In this exchange it is extended, for it increases as it is given. The other has many forms, for the content of individual illusions differs greatly.
  • exchange [ikst∫éin(d)ʒ] : 「交換、やりとり」
  • extend [iksténd] : 「広げる、伸ばす、拡張する、拡大する」
  • increase [inkríːs] : 「増える、増大する、大きくなる」
  • form [fɔ́ː(r)m] : 「形、外形、構造、現れ、姿」
  • content [kɑ́ntent] : 「内容、中身」
  • individual [ìndəvídʒu(ə)l] : 「個人の、個人的な、個性的な」
  • differ [dífə(r)] : 「異なる、相違する、違う、差がある」
  • greatly [gréitli] : 「大いに、非常に」
❖ "In this exchange ~ "「この交換によって、愛は拡張する」。分かち合いによって、真実なるものは拡張するので、愛も拡張する。もちろん拡張は変化ではない。規模が拡大するだけである。たとえば、この幻想世界においても、独りで喜びを味わうのに比べて、他者と共に喜ぶを分かち合うと、喜びも拡大、拡張するという経験をもつものだ。"for it increases ~ "「なぜなら、愛は与えられた時、増加するからである」。"The other has ~ "「他方の恐れには、多くの形態がある」。"for the content of ~ "「なぜなら、個人的な幻想の内容は、大いに異なるからである」。

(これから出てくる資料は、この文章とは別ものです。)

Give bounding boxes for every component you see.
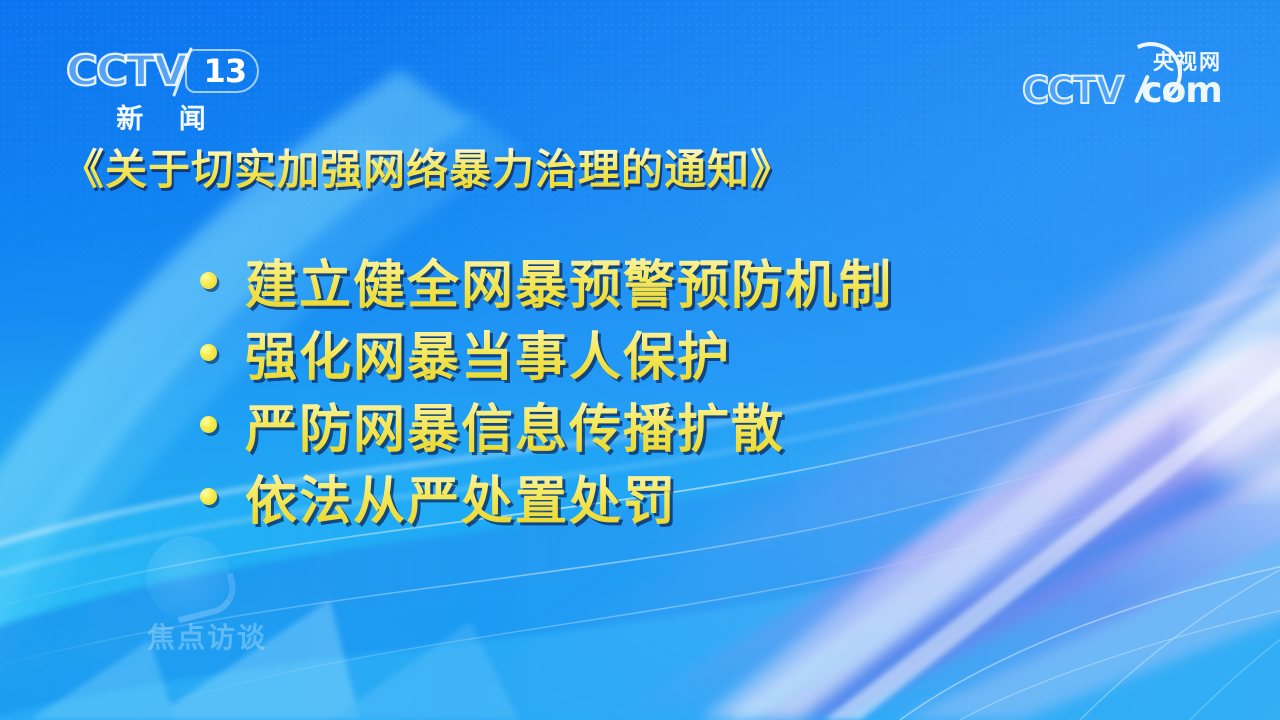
cctv-com-suffix: com — [1141, 72, 1222, 110]
bullet-dot-icon — [200, 416, 217, 433]
cctv-com-wordmark: CCTV — [1022, 72, 1122, 110]
list-item: 强化网暴当事人保护 — [200, 320, 893, 384]
bullet-dot-icon — [200, 344, 217, 361]
list-item: 严防网暴信息传播扩散 — [200, 392, 893, 456]
cctv13-logo-row: CCTV 13 — [66, 48, 271, 94]
channel-name-label: 新 闻 — [66, 97, 256, 136]
cctv13-logo: CCTV 13 新 闻 — [66, 48, 271, 140]
page-title: 《关于切实加强网络暴力治理的通知》 — [62, 136, 793, 197]
cctv-com-wordmark-row: CCTV com — [1022, 72, 1222, 110]
list-item-label: 建立健全网暴预警预防机制 — [245, 243, 893, 318]
bullet-dot-icon — [200, 488, 217, 505]
list-item: 建立健全网暴预警预防机制 — [200, 248, 893, 312]
channel-number: 13 — [185, 49, 255, 93]
cctv-com-chinese-name: 央视网 — [1153, 46, 1222, 76]
channel-number-badge: 13 — [185, 49, 259, 93]
bullet-dot-icon — [200, 272, 217, 289]
bullet-list: 建立健全网暴预警预防机制 强化网暴当事人保护 严防网暴信息传播扩散 依法从严处置… — [200, 248, 893, 528]
list-item-label: 依法从严处置处罚 — [245, 459, 677, 534]
list-item-label: 严防网暴信息传播扩散 — [245, 387, 785, 462]
broadcast-graphic-frame: CCTV 13 新 闻 CCTV com 央视网 《关于切实加强网络暴力治理的通… — [0, 0, 1280, 720]
list-item: 依法从严处置处罚 — [200, 464, 893, 528]
list-item-label: 强化网暴当事人保护 — [245, 315, 731, 390]
cctv-com-logo: CCTV com 央视网 — [1022, 44, 1222, 112]
cctv-wordmark: CCTV — [66, 48, 185, 94]
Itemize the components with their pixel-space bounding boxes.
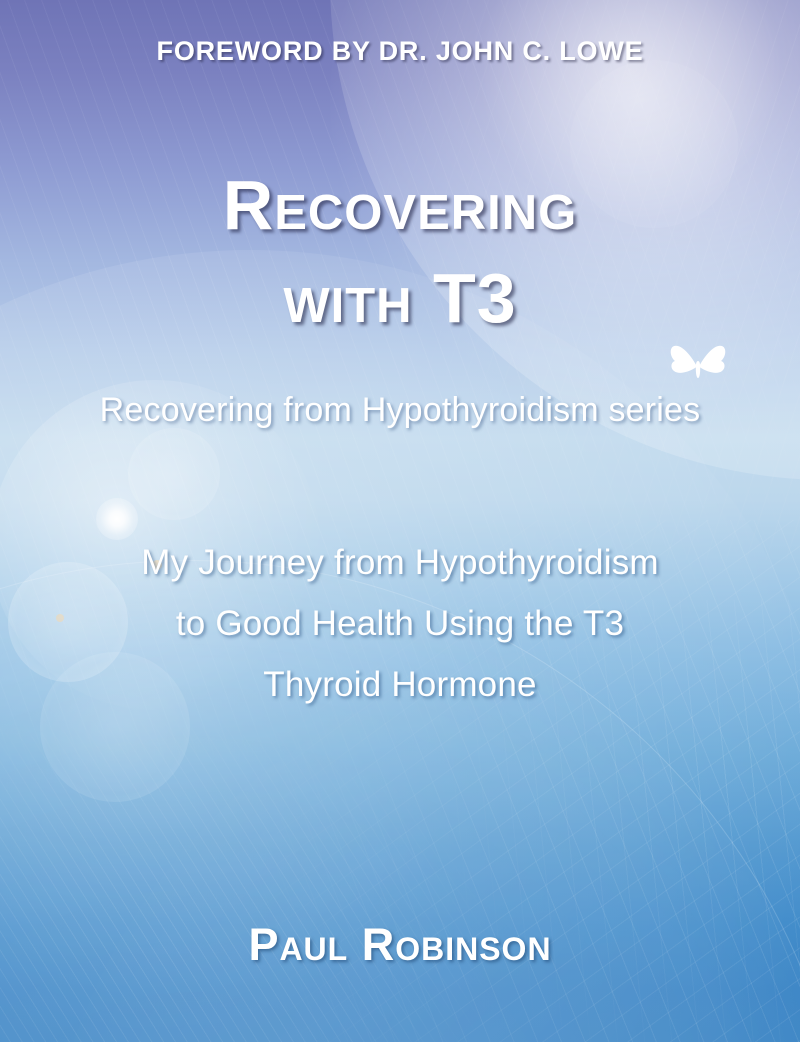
- crosshatch-pattern-left: [0, 720, 560, 1042]
- author-name: Paul Robinson: [0, 919, 800, 971]
- book-title-line-2: with T3: [0, 258, 800, 338]
- background-artwork: [0, 0, 800, 1042]
- subtitle-line-3: Thyroid Hormone: [0, 665, 800, 705]
- subtitle-line-2: to Good Health Using the T3: [0, 604, 800, 644]
- light-flare-core-left: [96, 498, 138, 540]
- bokeh-circle-two: [128, 428, 220, 520]
- foreword-credit: FOREWORD BY DR. JOHN C. LOWE: [0, 36, 800, 67]
- subtitle-line-1: My Journey from Hypothyroidism: [0, 543, 800, 583]
- book-title-line-1: Recovering: [0, 165, 800, 245]
- butterfly-icon: [669, 341, 729, 391]
- series-subtitle: Recovering from Hypothyroidism series: [0, 391, 800, 430]
- book-cover: FOREWORD BY DR. JOHN C. LOWE Recovering …: [0, 0, 800, 1042]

Yet they have one thing in common; they are all insane. They are made of sights that are not seen, and sounds that are not heard.
  • in common [kɑ́mən] : 「共通の、共通して、共同の」
  • insane [inséin] : 「正気でない、精神障害の、非常識な」
  • be made of : 「〜よって作られている、〜によって出来ている」
  • sight [sáit] : 「視界、景色、視覚、視力」
  • seen [síːn] : 「see の過去分詞形」
  • heard [hə́ː(r)d] : 「hear の過去・過去分詞形」
❖ 恐れには多くの形態があるが、"Yet they have one ~ "「しかし、それらには共通のものが一つある」。"they are all ~ "「恐れはすべて正気ではないのだ」。"They are made of sights ~ "「恐れは、見えないもの、聞こえないもので作り上げられている」。つまり、恐れは、幻想、錯覚の産物である。幻想、錯覚が多様であるから、恐れの形態も多様となる。しかし、どの恐れも正気の沙汰ではない。



They make up a private world that cannot be shared. For they are meaningful only to their maker, and so they have no meaning at all.
  • make up : 「作り上げる、でっち上げる、構成する」
  • private [práivət] : 「私的な、自分だけが持つ、個人用の、自分用の」
  • share [∫éə(r)] : 「〜を分ける、分かち合う、共有する、共用する」
  • meaningful [míːniŋfəl] : 「意味のある、意味深長な、重要な」
  • maker [méikə(r)] : 「作る人、作り手、メーカー」
  • meaning [míːniŋ] : 「意味、意義」
  • at all : 「全く〜ない、全然〜ない、少しも〜ない」
❖ "They make up ~ "「恐れは、分かち合うことの出来ないプライベートな世界をでっち上げる」。"For they are meaningful ~ "「なぜなら、恐れは、それを作った者にとってのみ意味をもち、」"and so they have no ~ "「したがって、まったく意味がないのであるから」。まったく意味がないから、分かち合われることすらない。恐れは人を孤絶状態に陥らせるのだ。つまり、恐れを抱いたものは孤独の奴隷となる。



In this world their maker moves alone, for only he perceives them.
  • move [múːv] : 「移動する、動く」
  • perceive [pə(r)síːv] : 「知覚する、〜に気付く、〜を見抜く」
❖ "In this world their ~ "「この世界では、恐れを作った者は単独行動をとる」。"for only he perceives ~ "「なぜなら、その恐れを知覚するのはその者だけであるからだ」。恐れは分かち合われることが不可能であり、その者を孤絶状態に突き落とす。したがって、その者は単独行動をとる以外にない。しかも、その恐れは単に個人的な妄想に過ぎないので、誰も理解してはくれない。孤絶状態はますます深まるばかりだ。